Like Paul Thomas Anderson’s love letter to the seedy porn of Los Angeles’ Golden Age in Boogie Nights (1997), Phantom is interested in the people, places, and things that made up a world De Palma longed for. Swan’s crisp suits, greased smile, and mirrored full of writhing women act as garish dreams of an outsider looking in. This is De Palma fogging the window to rock n’ roll’s hedonistic delights.
There’s also a dark side, as De Palma exposes the sadism of the business behind the music. Jessica Harper’s Phoenix is cruelly buffeted from humiliation to humiliation before her big break, her wide-eyed wonder at every abuse and opportunity acting as a first verse to the song she would later dance to in Dario Argento’s Suspiria (1978).
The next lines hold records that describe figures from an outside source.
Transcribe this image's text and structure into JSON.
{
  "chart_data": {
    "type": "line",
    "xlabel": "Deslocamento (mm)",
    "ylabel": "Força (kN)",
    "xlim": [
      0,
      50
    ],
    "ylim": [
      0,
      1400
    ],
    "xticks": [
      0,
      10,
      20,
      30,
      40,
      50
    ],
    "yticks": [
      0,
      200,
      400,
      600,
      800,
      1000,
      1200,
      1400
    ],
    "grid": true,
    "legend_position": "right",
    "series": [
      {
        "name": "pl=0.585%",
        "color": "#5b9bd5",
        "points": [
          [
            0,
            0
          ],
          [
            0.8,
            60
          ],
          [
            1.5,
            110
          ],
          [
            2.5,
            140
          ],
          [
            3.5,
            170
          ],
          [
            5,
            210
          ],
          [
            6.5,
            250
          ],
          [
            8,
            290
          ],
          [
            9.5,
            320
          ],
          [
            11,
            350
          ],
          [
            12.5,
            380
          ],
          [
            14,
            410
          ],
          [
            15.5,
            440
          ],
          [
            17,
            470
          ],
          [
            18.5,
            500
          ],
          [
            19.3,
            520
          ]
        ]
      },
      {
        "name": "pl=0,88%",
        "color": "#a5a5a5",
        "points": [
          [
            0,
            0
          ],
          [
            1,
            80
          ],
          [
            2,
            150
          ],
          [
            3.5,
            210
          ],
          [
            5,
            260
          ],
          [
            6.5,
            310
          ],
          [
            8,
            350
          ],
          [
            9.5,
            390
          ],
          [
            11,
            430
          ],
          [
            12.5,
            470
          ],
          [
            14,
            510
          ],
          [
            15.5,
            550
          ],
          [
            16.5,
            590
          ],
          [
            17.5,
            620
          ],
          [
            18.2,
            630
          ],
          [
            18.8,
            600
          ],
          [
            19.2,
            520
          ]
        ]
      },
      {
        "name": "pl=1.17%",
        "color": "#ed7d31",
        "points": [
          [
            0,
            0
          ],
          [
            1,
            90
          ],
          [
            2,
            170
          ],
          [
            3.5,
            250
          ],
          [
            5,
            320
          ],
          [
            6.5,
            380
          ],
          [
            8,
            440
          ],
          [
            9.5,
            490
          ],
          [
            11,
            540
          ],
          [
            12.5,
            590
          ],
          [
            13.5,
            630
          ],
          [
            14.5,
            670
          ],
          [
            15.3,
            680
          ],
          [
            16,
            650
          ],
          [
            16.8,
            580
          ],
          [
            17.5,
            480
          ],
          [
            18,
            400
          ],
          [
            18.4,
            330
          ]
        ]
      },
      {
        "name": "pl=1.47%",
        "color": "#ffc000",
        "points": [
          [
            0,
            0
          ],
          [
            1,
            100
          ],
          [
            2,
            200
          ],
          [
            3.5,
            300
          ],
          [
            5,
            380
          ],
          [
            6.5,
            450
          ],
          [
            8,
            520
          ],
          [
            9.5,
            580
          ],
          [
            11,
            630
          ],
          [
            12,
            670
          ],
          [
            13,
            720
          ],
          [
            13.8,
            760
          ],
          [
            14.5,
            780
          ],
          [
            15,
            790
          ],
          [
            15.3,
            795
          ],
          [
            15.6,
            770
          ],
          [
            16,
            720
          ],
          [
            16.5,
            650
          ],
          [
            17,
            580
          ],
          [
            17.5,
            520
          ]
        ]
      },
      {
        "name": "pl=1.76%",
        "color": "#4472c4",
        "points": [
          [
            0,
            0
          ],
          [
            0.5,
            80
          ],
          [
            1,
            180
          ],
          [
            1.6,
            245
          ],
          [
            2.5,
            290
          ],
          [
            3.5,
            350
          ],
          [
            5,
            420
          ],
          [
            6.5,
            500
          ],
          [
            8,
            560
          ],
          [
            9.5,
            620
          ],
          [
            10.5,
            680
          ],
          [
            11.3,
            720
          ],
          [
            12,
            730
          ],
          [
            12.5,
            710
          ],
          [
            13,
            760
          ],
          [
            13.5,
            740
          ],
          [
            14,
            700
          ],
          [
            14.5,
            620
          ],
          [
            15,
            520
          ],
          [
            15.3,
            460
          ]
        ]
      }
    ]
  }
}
Swan’s appetites don’t just limit themselves to sex, money, and fame. He craves eternal youth and the domination of others, the way artists can become predators when corrupted by the business.
Brian De Palma lends his usual idiosyncratic style to Phantom of the Paradise while also bowing to both the musical and the rock music scene as style elders. It’s a dark, violent mood symphony as funny as it is emotionally harrowing. We decide an auteur’s success by his riskiest endeavors and this is Brian De Palma’s masterpiece.
Perfect Double Feature: Nothing skewers showbiz Peter Jackson’s pre-Lord of the Rings sex, drugs, and puppets trash anthem. The only double-feature candidate is Meet the Feebles (1989).